Les paupières closes, les ombres dansant devant son esprit, la née-moldu se permit un instant de répit. Un instant seulement.

Après ses mots, après ses espoirs illusoires d’une paix retrouvée, elle ne pouvait que retourner à la réalité. Dure, froide, implacable depuis Halloween, elle ne lui faisait aucun cadeau. Peut-être l’avait-elle mérité ? La Louisianaise n’avait pas la réponse à cette question. Dans le fond, ce n’était là qu’une suite logique.

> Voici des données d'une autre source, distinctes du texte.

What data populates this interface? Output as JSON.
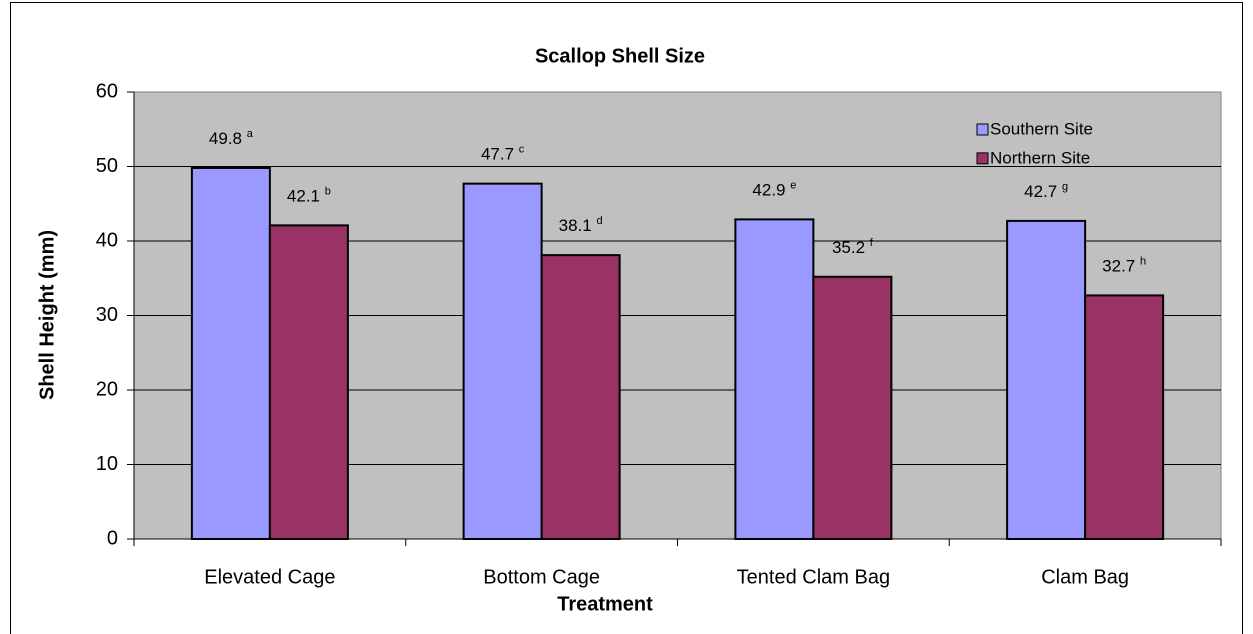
{
  "chart_data": {
    "type": "bar",
    "title": "Scallop Shell Size",
    "x_label": "Treatment",
    "y_label": "Shell Height (mm)",
    "categories": [
      "Elevated Cage",
      "Bottom Cage",
      "Tented Clam Bag",
      "Clam Bag"
    ],
    "series": [
      {
        "name": "Southern Site",
        "color": "#9999ff",
        "values": [
          49.8,
          47.7,
          42.9,
          42.7
        ],
        "value_labels": [
          "49.8 a",
          "47.7 c",
          "42.9 e",
          "42.7 g"
        ]
      },
      {
        "name": "Northern Site",
        "color": "#993366",
        "values": [
          42.1,
          38.1,
          35.2,
          32.7
        ],
        "value_labels": [
          "42.1 b",
          "38.1 d",
          "35.2 f",
          "32.7 h"
        ]
      }
    ],
    "ylim": [
      0,
      60
    ],
    "yticks": [
      0,
      10,
      20,
      30,
      40,
      50,
      60
    ],
    "grid": true,
    "legend": "top-right"
  }
}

Après le départ de Tabata, Aria l’abandonnait. Qui serait le ou la suivante à partir ? Maylone ? Sessho ? Les Salazar ? Elyana ? Sans même prendre la pleine mesure de son sentiment à demi-prophétique concernant la Sleepy, la demoiselle, sans que rien ne puisse l’y préparer, se sentit fatiguée.

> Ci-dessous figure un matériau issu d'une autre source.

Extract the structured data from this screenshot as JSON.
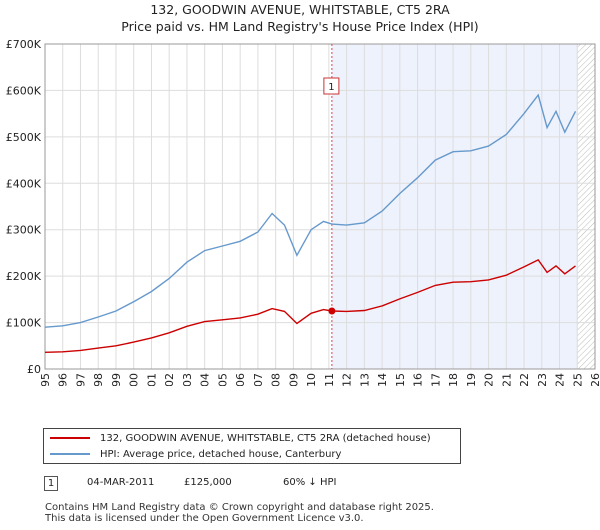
{
  "title_line1": "132, GOODWIN AVENUE, WHITSTABLE, CT5 2RA",
  "title_line2": "Price paid vs. HM Land Registry's House Price Index (HPI)",
  "colors": {
    "property": "#cc0000",
    "hpi": "#6699cc",
    "shade": "#eef2fc",
    "grid": "#dddddd",
    "vline": "#dd4444"
  },
  "chart_data": {
    "type": "line",
    "title": "Price paid vs. HM Land Registry's House Price Index (HPI)",
    "xlim": [
      1995,
      2026
    ],
    "ylim": [
      0,
      700000
    ],
    "yticks": [
      0,
      100000,
      200000,
      300000,
      400000,
      500000,
      600000,
      700000
    ],
    "ytick_labels": [
      "£0",
      "£100K",
      "£200K",
      "£300K",
      "£400K",
      "£500K",
      "£600K",
      "£700K"
    ],
    "xticks": [
      "1995",
      "1996",
      "1997",
      "1998",
      "1999",
      "2000",
      "2001",
      "2002",
      "2003",
      "2004",
      "2005",
      "2006",
      "2007",
      "2008",
      "2009",
      "2010",
      "2011",
      "2012",
      "2013",
      "2014",
      "2015",
      "2016",
      "2017",
      "2018",
      "2019",
      "2020",
      "2021",
      "2022",
      "2023",
      "2024",
      "2025",
      "2026"
    ],
    "shaded_from": 2011.17,
    "future_from": 2025.0,
    "series": [
      {
        "name": "132, GOODWIN AVENUE, WHITSTABLE, CT5 2RA (detached house)",
        "x": [
          1995,
          1996,
          1997,
          1998,
          1999,
          2000,
          2001,
          2002,
          2003,
          2004,
          2005,
          2006,
          2007,
          2007.8,
          2008.5,
          2009.2,
          2010,
          2010.7,
          2011.17,
          2012,
          2013,
          2014,
          2015,
          2016,
          2017,
          2018,
          2019,
          2020,
          2021,
          2022,
          2022.8,
          2023.3,
          2023.8,
          2024.3,
          2024.9
        ],
        "y": [
          36000,
          37000,
          40000,
          45000,
          50000,
          58000,
          67000,
          78000,
          92000,
          102000,
          106000,
          110000,
          118000,
          130000,
          124000,
          98000,
          120000,
          128000,
          125000,
          124000,
          126000,
          136000,
          151000,
          165000,
          180000,
          187000,
          188000,
          192000,
          202000,
          220000,
          235000,
          208000,
          222000,
          205000,
          222000
        ]
      },
      {
        "name": "HPI: Average price, detached house, Canterbury",
        "x": [
          1995,
          1996,
          1997,
          1998,
          1999,
          2000,
          2001,
          2002,
          2003,
          2004,
          2005,
          2006,
          2007,
          2007.8,
          2008.5,
          2009.2,
          2010,
          2010.7,
          2011.17,
          2012,
          2013,
          2014,
          2015,
          2016,
          2017,
          2018,
          2019,
          2020,
          2021,
          2022,
          2022.8,
          2023.3,
          2023.8,
          2024.3,
          2024.9
        ],
        "y": [
          90000,
          93000,
          100000,
          112000,
          125000,
          145000,
          167000,
          195000,
          230000,
          255000,
          265000,
          275000,
          295000,
          335000,
          310000,
          245000,
          300000,
          318000,
          312000,
          310000,
          315000,
          340000,
          378000,
          412000,
          450000,
          468000,
          470000,
          480000,
          505000,
          550000,
          590000,
          520000,
          555000,
          510000,
          555000
        ]
      }
    ],
    "annotations": [
      {
        "label": "1",
        "x": 2011.17,
        "y": 125000
      }
    ]
  },
  "legend": {
    "items": [
      "132, GOODWIN AVENUE, WHITSTABLE, CT5 2RA (detached house)",
      "HPI: Average price, detached house, Canterbury"
    ]
  },
  "sale": {
    "num": "1",
    "date": "04-MAR-2011",
    "price": "£125,000",
    "hpi": "60% ↓ HPI"
  },
  "footer": {
    "line1": "Contains HM Land Registry data © Crown copyright and database right 2025.",
    "line2": "This data is licensed under the Open Government Licence v3.0."
  }
}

Elle était exténuée de se battre pour les autres. Elle était éreintée de tendre les mains sans jamais parvenir à saisir celles visées. Elle était dégoûtée, désabusée par ses échecs répétés.

« C’est une utopie que tu m’as décrite là, Eileen. »

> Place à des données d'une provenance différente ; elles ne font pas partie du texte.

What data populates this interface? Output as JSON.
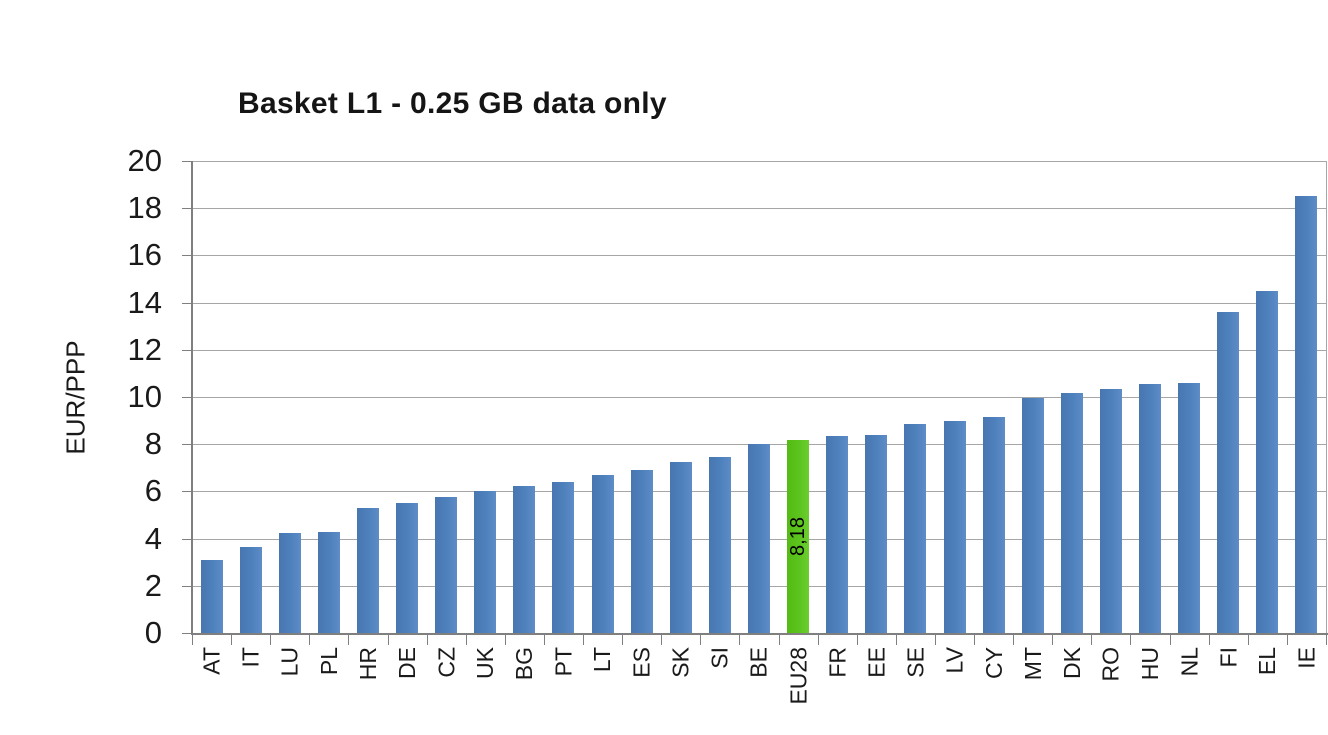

Elle était écœurée de voir ses idéaux et ses ressentis bafoués. Elle était lasse de vouloir y croire, alors que ça ne servait à rien.

Elle se sentait vide et elle n’avait plus envie de se battre. Elle accueillit les paroles d’Aria avec une neutralité qu’elle-même, dans le fond, trouva étrange. Une protection face à ce qui allait arriver.

Depuis le début de leur conversation, un fossé prenait place entre les deux adolescentes. Eileen l’avait ressenti, mais avait voulu l’ignorer. À présent qu’elle ne le pouvait plus, il lui paraissait trop grand pour espérer pouvoir le franchir une dernière fois.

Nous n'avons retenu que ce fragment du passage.